When I used fleece, I changed it every week and soaked it in vinegar / water with some baking soda, then washed on cold and dried it on delicate / low. Just be prepared that if you have chewers, they may eat the edges of it, etc. I threw away any pieces that got too bad. In between washings, after I soaked the pieces, I would let them air dry before washing so that it wouldn't smell too badly. Oh, btw, you'll want to use a mild non-scented detergent to clean it with.

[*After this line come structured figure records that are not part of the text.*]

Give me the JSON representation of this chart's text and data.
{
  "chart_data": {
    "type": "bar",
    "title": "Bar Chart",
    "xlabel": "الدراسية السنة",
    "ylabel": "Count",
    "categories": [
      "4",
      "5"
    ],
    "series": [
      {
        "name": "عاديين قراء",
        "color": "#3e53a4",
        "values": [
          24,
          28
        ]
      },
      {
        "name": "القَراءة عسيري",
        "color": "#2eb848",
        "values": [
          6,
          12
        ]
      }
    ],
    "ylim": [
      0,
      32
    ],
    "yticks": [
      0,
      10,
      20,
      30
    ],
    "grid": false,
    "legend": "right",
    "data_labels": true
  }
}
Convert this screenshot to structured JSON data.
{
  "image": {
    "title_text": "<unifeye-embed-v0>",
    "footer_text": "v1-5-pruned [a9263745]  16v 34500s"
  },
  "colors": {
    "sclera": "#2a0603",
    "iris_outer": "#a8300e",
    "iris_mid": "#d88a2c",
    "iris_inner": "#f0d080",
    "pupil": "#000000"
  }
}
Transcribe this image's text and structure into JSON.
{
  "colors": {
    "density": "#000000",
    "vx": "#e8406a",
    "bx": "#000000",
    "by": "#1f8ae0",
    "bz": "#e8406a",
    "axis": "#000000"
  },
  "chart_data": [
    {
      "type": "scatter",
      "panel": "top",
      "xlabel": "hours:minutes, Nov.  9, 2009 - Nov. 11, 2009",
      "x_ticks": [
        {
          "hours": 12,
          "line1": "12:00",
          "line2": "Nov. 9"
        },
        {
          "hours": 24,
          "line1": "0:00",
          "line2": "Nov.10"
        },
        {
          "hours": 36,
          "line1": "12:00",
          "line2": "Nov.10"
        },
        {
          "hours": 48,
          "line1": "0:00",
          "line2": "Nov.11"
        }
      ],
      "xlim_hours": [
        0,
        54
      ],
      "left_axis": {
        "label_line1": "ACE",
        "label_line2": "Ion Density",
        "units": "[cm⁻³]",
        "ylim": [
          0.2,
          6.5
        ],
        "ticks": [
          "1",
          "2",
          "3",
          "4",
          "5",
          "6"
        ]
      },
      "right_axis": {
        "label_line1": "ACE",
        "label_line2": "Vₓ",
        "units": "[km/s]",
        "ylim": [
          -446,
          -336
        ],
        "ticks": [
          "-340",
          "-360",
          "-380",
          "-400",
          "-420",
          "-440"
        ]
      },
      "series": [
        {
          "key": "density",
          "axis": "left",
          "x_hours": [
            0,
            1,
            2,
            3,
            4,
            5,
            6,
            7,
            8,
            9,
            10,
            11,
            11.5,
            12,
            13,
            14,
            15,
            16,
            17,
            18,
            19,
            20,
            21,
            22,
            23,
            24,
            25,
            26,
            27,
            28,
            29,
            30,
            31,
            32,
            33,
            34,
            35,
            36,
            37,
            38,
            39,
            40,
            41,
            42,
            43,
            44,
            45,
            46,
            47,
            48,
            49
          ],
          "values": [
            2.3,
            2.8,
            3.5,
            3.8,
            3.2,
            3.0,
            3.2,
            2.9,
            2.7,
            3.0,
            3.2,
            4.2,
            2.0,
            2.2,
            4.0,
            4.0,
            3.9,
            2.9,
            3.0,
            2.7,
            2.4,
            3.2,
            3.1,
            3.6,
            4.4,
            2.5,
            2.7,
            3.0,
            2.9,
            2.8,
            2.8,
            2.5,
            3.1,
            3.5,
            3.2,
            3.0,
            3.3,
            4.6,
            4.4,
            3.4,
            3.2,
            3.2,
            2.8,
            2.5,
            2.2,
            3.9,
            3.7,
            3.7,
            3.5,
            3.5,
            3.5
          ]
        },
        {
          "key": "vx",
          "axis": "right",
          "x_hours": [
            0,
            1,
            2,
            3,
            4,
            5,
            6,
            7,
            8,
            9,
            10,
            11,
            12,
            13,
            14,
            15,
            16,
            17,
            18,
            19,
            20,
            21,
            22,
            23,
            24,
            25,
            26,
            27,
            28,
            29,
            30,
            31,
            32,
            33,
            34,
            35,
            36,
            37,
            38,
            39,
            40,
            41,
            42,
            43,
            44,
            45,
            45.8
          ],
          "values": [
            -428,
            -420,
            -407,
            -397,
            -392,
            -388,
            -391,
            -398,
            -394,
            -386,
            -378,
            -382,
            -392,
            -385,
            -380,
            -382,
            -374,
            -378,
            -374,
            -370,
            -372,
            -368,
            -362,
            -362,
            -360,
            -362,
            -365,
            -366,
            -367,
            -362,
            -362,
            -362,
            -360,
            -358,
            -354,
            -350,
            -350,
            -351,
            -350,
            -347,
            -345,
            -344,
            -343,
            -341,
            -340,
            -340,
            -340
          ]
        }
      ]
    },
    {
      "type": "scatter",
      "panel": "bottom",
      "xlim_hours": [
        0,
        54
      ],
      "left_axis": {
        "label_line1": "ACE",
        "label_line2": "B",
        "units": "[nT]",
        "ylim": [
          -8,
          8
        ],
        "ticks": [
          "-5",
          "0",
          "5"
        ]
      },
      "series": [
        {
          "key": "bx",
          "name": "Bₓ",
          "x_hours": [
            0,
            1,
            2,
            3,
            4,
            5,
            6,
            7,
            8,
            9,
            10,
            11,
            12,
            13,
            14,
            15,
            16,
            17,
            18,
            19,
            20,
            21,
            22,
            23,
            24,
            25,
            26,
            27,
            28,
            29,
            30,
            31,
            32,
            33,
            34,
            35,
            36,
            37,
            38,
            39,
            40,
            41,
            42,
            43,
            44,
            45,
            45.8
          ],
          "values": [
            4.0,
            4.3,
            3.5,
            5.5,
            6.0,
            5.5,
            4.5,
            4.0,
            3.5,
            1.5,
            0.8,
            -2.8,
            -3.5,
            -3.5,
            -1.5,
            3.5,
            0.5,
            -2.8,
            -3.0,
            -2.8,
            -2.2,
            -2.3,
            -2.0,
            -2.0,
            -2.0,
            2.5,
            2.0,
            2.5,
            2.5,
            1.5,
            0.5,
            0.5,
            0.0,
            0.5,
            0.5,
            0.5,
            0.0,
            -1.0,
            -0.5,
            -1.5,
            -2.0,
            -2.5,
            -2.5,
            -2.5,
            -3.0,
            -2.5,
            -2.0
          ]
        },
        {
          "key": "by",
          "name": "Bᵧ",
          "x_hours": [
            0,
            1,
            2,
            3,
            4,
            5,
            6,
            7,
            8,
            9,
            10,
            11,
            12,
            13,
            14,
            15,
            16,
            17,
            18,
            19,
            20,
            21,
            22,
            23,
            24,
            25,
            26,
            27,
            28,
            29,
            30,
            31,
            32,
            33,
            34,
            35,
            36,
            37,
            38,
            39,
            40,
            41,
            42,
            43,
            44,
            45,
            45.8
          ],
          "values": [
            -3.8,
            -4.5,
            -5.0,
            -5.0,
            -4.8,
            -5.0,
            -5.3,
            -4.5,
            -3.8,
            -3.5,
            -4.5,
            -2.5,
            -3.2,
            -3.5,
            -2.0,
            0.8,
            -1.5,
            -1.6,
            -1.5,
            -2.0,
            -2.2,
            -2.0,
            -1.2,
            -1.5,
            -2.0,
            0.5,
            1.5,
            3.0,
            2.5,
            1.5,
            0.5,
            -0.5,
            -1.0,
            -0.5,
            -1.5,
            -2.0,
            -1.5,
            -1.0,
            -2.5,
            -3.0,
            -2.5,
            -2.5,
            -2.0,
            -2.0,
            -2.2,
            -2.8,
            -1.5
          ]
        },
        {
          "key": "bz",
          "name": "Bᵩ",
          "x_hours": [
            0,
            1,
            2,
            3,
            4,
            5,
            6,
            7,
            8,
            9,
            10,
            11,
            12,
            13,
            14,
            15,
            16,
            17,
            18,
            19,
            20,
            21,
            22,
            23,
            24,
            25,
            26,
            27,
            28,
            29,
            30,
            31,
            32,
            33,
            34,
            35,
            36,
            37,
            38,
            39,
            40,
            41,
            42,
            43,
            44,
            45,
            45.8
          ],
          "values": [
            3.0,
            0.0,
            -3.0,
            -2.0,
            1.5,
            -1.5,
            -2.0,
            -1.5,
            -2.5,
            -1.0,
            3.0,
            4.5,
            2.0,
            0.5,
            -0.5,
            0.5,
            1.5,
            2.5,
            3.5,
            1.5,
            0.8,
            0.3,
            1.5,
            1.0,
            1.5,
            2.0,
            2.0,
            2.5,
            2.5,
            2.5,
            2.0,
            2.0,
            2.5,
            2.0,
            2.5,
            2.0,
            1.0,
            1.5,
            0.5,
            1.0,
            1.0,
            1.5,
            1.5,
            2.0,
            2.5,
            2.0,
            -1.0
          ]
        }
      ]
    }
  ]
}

Also, I'd get it at joann's when they had sales.. If you sign up for their emails, they will send out messages and coupons. If you can show them the coupons (off your phone) in the store, they will honor them.


----------



## Crazyratlady94 (Sep 14, 2014)

Thanks!


----------



## PawsandClaws (Jul 22, 2014)

If you have chewers, you can try sewing more of a quilted pattern through the liners which deters the persistent nibblers. I also use vinegar in the wash to neutralize the urine smells which helps a lot. If the liners are getting noticeably shredded, I just throw them away - though you can try to repair them with success if the rips are not too severe. My guys tend to go for the corners/sides so I always make sure to turn the liners inside out so there isn't an obvious seam and that works. Initially I was doing the wrap around liners but that gave the boys more fabric to pull up and get under so recently I started making the ones that just lay on top of the pans. These work much better with my crew but you pretty much have to trial and error what works for you. We find that drying the fleece liner on high heat made them smell funky so we now do low. Our liners last about 5 changes before we chuck them.


----------



## Selz (Oct 11, 2014)

I have fleece bedding, I don't want to wash it in the household washing machine (husband also very against it), so I wash mine in a Camp Style washer. I fill a large flexible plastic container with hot water and soap, add bedding (shaken first to remove food/poop), and soak for a while. Then mash for about 5 minutes with a large plunger, drain. Fill with cold water and rinse until detergent is out. Line dry.


----------



## Selz (Oct 11, 2014)

And I buy fleece blankets either in charity shops or discount stores (B&M Bargains, Poundstretchers etc). I got 2 colour coordinated blankets in a pack for £4 a few days ago.


----------



## LilCritter (Feb 25, 2014)

I get my fleece from JoAnn, and since I don't have chewers, I use a flannel layer in the middle with newspaper and baking soda in their pee spots. I also use tiles to hold down the fleece as they really only bother with the corners... Where I don't have tile, I usually have binder clips to prevent them from diving under.

If you go with things are on sale, you can get fleece from JoAnn for ~$3-$4 a yard. The flannel was about $2.50 a yard.


----------



## tiquanunderwood (Nov 3, 2014)

I recently copped 5 fleece blankets from the Dollar General, only $1 per blanket. Definitely worth a look!


----------



## jlhummel (Oct 23, 2014)

Yes to all of PawsandClaws suggestions. I've been using fleece for years in my pet cages. Our local Joann Fabrics has coupons on the weekends sometimes and you'll often see me there searching the sale bins with coupon in hand. I have also gotten a lot of old fleece blankets at Goodwill for cheap and then cut them to size. The remnant pieces become hammocks, sacks, covers for shelves and sometimes shredded up for nesting material.

I also found that if I give them a "house" with a bottom like a cardboard box instead of one of those hidey iggloos they don't chew it as often. My method that works so far is a puppy pab nderneath and a layer of fleece. At cleanup time the fleece goes in their special laundry bag and the puppy pad gets thrown away.


----------